> Insight
Poverty at the root of piracy
By Peng Kuang (China Daily)
Updated: 2009-04-29 07:43

 Poverty at the root of piracy

Special corps aboard the flagship destroyer Wuhan practice morning exercises. Li Tang

Before the pirate-infested Gulf of Aden, Somalia was possibly best known around the world for the Hollywood blockbuster Black Hawk Down, which is the tale of United States troops pinned down under heavy fire after their helicopter is shot down over the war-torn capital of Mogadishu.

The movie was based on an incident when the nation was receiving humanitarian aid from the Security Council of the United Nations (UN) during Somalia's civil war that was waged in 1986. The inter-clan fighting ended with no positive result, however, and the nation still does not have a consolidated central government.

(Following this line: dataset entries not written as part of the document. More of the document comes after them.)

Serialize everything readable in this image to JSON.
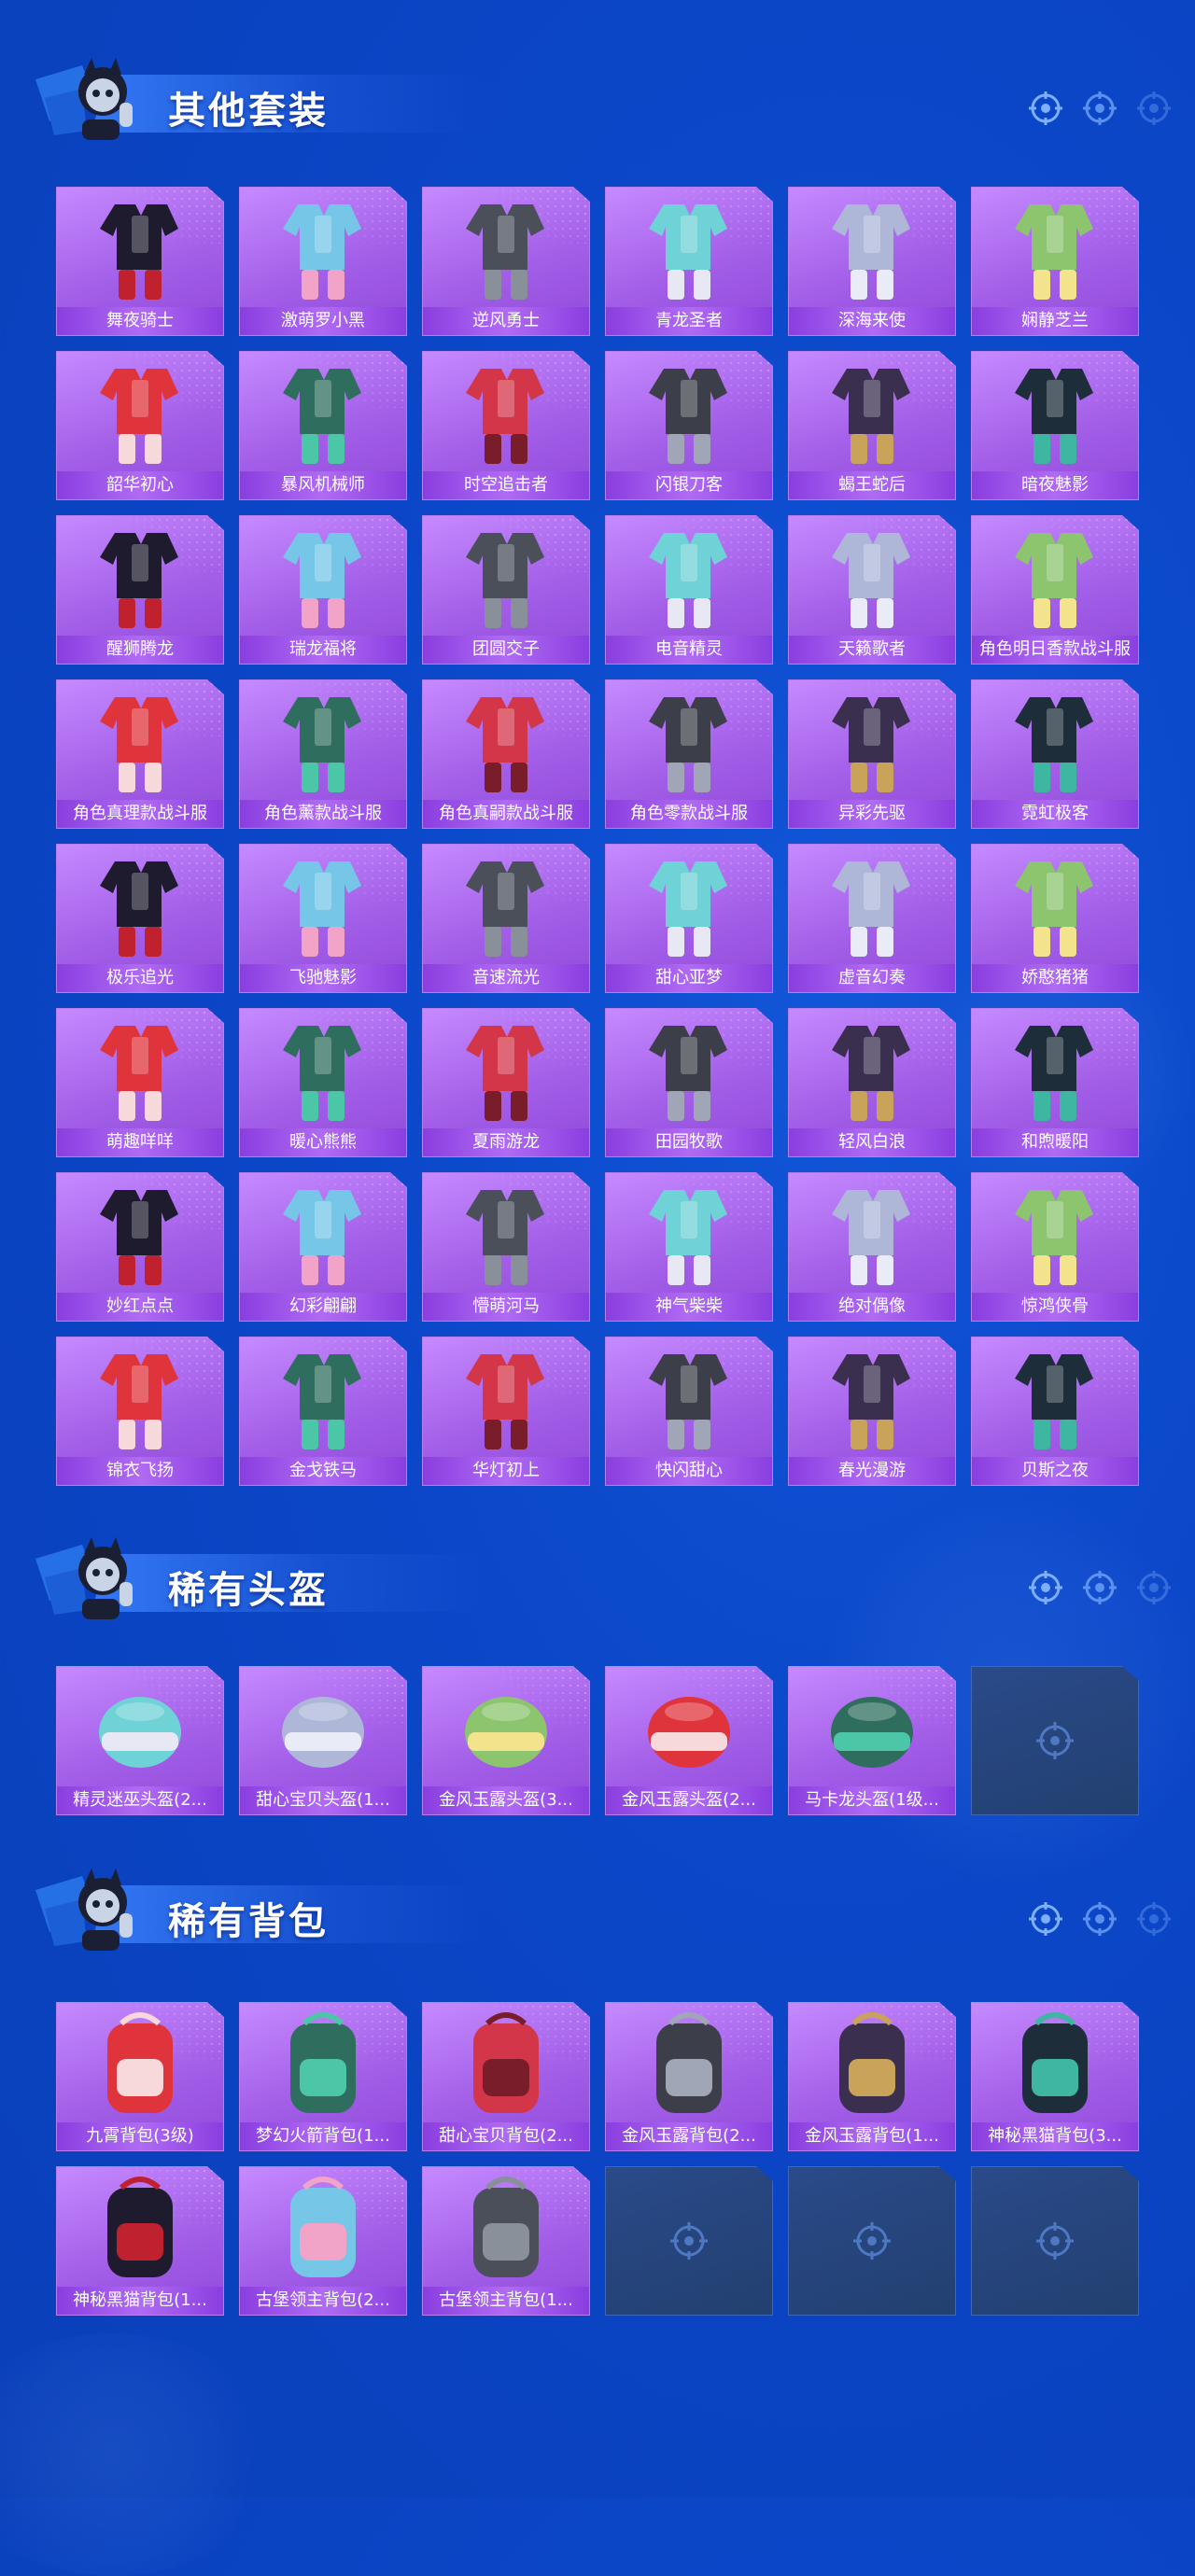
{
  "sections": [
    {
      "title": "其他套装",
      "items": [
        {
          "label": "舞夜骑士",
          "icon": "outfit-icon"
        },
        {
          "label": "激萌罗小黑",
          "icon": "outfit-icon"
        },
        {
          "label": "逆风勇士",
          "icon": "outfit-icon"
        },
        {
          "label": "青龙圣者",
          "icon": "outfit-icon"
        },
        {
          "label": "深海来使",
          "icon": "outfit-icon"
        },
        {
          "label": "娴静芝兰",
          "icon": "outfit-icon"
        },
        {
          "label": "韶华初心",
          "icon": "outfit-icon"
        },
        {
          "label": "暴风机械师",
          "icon": "outfit-icon"
        },
        {
          "label": "时空追击者",
          "icon": "outfit-icon"
        },
        {
          "label": "闪银刀客",
          "icon": "outfit-icon"
        },
        {
          "label": "蝎王蛇后",
          "icon": "outfit-icon"
        },
        {
          "label": "暗夜魅影",
          "icon": "outfit-icon"
        },
        {
          "label": "醒狮腾龙",
          "icon": "outfit-icon"
        },
        {
          "label": "瑞龙福将",
          "icon": "outfit-icon"
        },
        {
          "label": "团圆交子",
          "icon": "outfit-icon"
        },
        {
          "label": "电音精灵",
          "icon": "outfit-icon"
        },
        {
          "label": "天籁歌者",
          "icon": "outfit-icon"
        },
        {
          "label": "角色明日香款战斗服",
          "icon": "outfit-icon"
        },
        {
          "label": "角色真理款战斗服",
          "icon": "outfit-icon"
        },
        {
          "label": "角色薰款战斗服",
          "icon": "outfit-icon"
        },
        {
          "label": "角色真嗣款战斗服",
          "icon": "outfit-icon"
        },
        {
          "label": "角色零款战斗服",
          "icon": "outfit-icon"
        },
        {
          "label": "异彩先驱",
          "icon": "outfit-icon"
        },
        {
          "label": "霓虹极客",
          "icon": "outfit-icon"
        },
        {
          "label": "极乐追光",
          "icon": "outfit-icon"
        },
        {
          "label": "飞驰魅影",
          "icon": "outfit-icon"
        },
        {
          "label": "音速流光",
          "icon": "outfit-icon"
        },
        {
          "label": "甜心亚梦",
          "icon": "outfit-icon"
        },
        {
          "label": "虚音幻奏",
          "icon": "outfit-icon"
        },
        {
          "label": "娇憨猪猪",
          "icon": "outfit-icon"
        },
        {
          "label": "萌趣咩咩",
          "icon": "outfit-icon"
        },
        {
          "label": "暖心熊熊",
          "icon": "outfit-icon"
        },
        {
          "label": "夏雨游龙",
          "icon": "outfit-icon"
        },
        {
          "label": "田园牧歌",
          "icon": "outfit-icon"
        },
        {
          "label": "轻风白浪",
          "icon": "outfit-icon"
        },
        {
          "label": "和煦暖阳",
          "icon": "outfit-icon"
        },
        {
          "label": "妙红点点",
          "icon": "outfit-icon"
        },
        {
          "label": "幻彩翩翩",
          "icon": "outfit-icon"
        },
        {
          "label": "懵萌河马",
          "icon": "outfit-icon"
        },
        {
          "label": "神气柴柴",
          "icon": "outfit-icon"
        },
        {
          "label": "绝对偶像",
          "icon": "outfit-icon"
        },
        {
          "label": "惊鸿侠骨",
          "icon": "outfit-icon"
        },
        {
          "label": "锦衣飞扬",
          "icon": "outfit-icon"
        },
        {
          "label": "金戈铁马",
          "icon": "outfit-icon"
        },
        {
          "label": "华灯初上",
          "icon": "outfit-icon"
        },
        {
          "label": "快闪甜心",
          "icon": "outfit-icon"
        },
        {
          "label": "春光漫游",
          "icon": "outfit-icon"
        },
        {
          "label": "贝斯之夜",
          "icon": "outfit-icon"
        }
      ]
    },
    {
      "title": "稀有头盔",
      "items": [
        {
          "label": "精灵迷巫头盔(2...",
          "icon": "helmet-icon"
        },
        {
          "label": "甜心宝贝头盔(1...",
          "icon": "helmet-icon"
        },
        {
          "label": "金风玉露头盔(3...",
          "icon": "helmet-icon"
        },
        {
          "label": "金风玉露头盔(2...",
          "icon": "helmet-icon"
        },
        {
          "label": "马卡龙头盔(1级...",
          "icon": "helmet-icon"
        },
        {
          "label": "",
          "icon": "empty-slot-icon",
          "empty": true
        }
      ]
    },
    {
      "title": "稀有背包",
      "items": [
        {
          "label": "九霄背包(3级)",
          "icon": "backpack-icon"
        },
        {
          "label": "梦幻火箭背包(1...",
          "icon": "backpack-icon"
        },
        {
          "label": "甜心宝贝背包(2...",
          "icon": "backpack-icon"
        },
        {
          "label": "金风玉露背包(2...",
          "icon": "backpack-icon"
        },
        {
          "label": "金风玉露背包(1...",
          "icon": "backpack-icon"
        },
        {
          "label": "神秘黑猫背包(3...",
          "icon": "backpack-icon"
        },
        {
          "label": "神秘黑猫背包(1...",
          "icon": "backpack-icon"
        },
        {
          "label": "古堡领主背包(2...",
          "icon": "backpack-icon"
        },
        {
          "label": "古堡领主背包(1...",
          "icon": "backpack-icon"
        },
        {
          "label": "",
          "icon": "empty-slot-icon",
          "empty": true
        },
        {
          "label": "",
          "icon": "empty-slot-icon",
          "empty": true
        },
        {
          "label": "",
          "icon": "empty-slot-icon",
          "empty": true
        }
      ]
    }
  ],
  "colors": {
    "background": "#0b47c9",
    "card": "#a35fe8",
    "label_bar": "#8a3ee0",
    "empty_card": "#22406f"
  }
}
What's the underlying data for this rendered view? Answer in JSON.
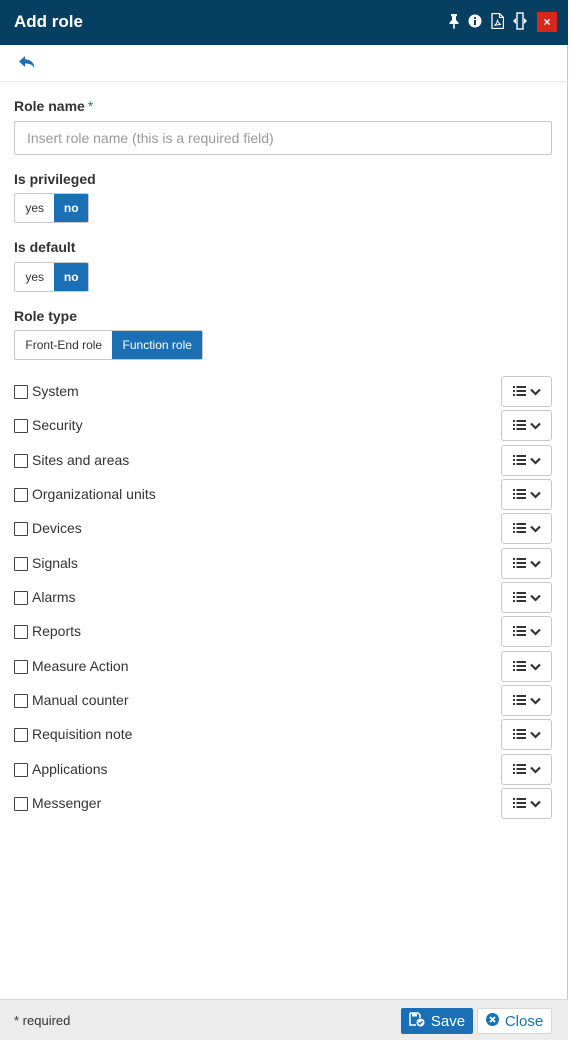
{
  "window": {
    "title": "Add role",
    "icons": [
      "pin-icon",
      "info-icon",
      "pdf-icon",
      "resize-icon",
      "close-icon"
    ],
    "close_glyph": "×"
  },
  "form": {
    "role_name": {
      "label": "Role name",
      "required_mark": "*",
      "value": "",
      "placeholder": "Insert role name (this is a required field)"
    },
    "is_privileged": {
      "label": "Is privileged",
      "options": [
        "yes",
        "no"
      ],
      "selected": "no"
    },
    "is_default": {
      "label": "Is default",
      "options": [
        "yes",
        "no"
      ],
      "selected": "no"
    },
    "role_type": {
      "label": "Role type",
      "options": [
        "Front-End role",
        "Function role"
      ],
      "selected": "Function role"
    },
    "permissions": [
      {
        "label": "System",
        "checked": false
      },
      {
        "label": "Security",
        "checked": false
      },
      {
        "label": "Sites and areas",
        "checked": false
      },
      {
        "label": "Organizational units",
        "checked": false
      },
      {
        "label": "Devices",
        "checked": false
      },
      {
        "label": "Signals",
        "checked": false
      },
      {
        "label": "Alarms",
        "checked": false
      },
      {
        "label": "Reports",
        "checked": false
      },
      {
        "label": "Measure Action",
        "checked": false
      },
      {
        "label": "Manual counter",
        "checked": false
      },
      {
        "label": "Requisition note",
        "checked": false
      },
      {
        "label": "Applications",
        "checked": false
      },
      {
        "label": "Messenger",
        "checked": false
      }
    ]
  },
  "footer": {
    "required_note": "* required",
    "save_label": "Save",
    "close_label": "Close"
  },
  "colors": {
    "titlebar": "#073f63",
    "accent": "#1a6fb5",
    "close_button": "#d9261c",
    "footer_bg": "#ececec"
  }
}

"My life is no better than before," said pirate Najib, who refused to give his real name, during an interview with the Shanghai-based News Morning. Speaking at his "hideout" in Eyl, a small town on the east coast of Somalia, he explained he made $10,000 a month as a fisherman before the local waters were devastated by over-fishing. He said he was forced to find another way to feed his family. "Trust me," he said, "it is not my fault. I don't want to be a pirate."

Xu Weizhong of the China Institute of Contemporary International Relations said: "The poverty brought on by decades of civil war and the lack of an effective central government in Somalia are the main reasons for rise in pirates."

"This is a very old pattern of behavior. Poverty, chaos and the lack of a central authority is the root of piracy," said professor Andrew Lambert, a naval strategy expert at King's College London.

Somalia has had no effective government since former president Mohamed Siad Barre was ousted in 1991 by Mohamed Farrah Aidid - the man responsible for the US Black Hawk incident - which sparked bloody clashes between rival factions.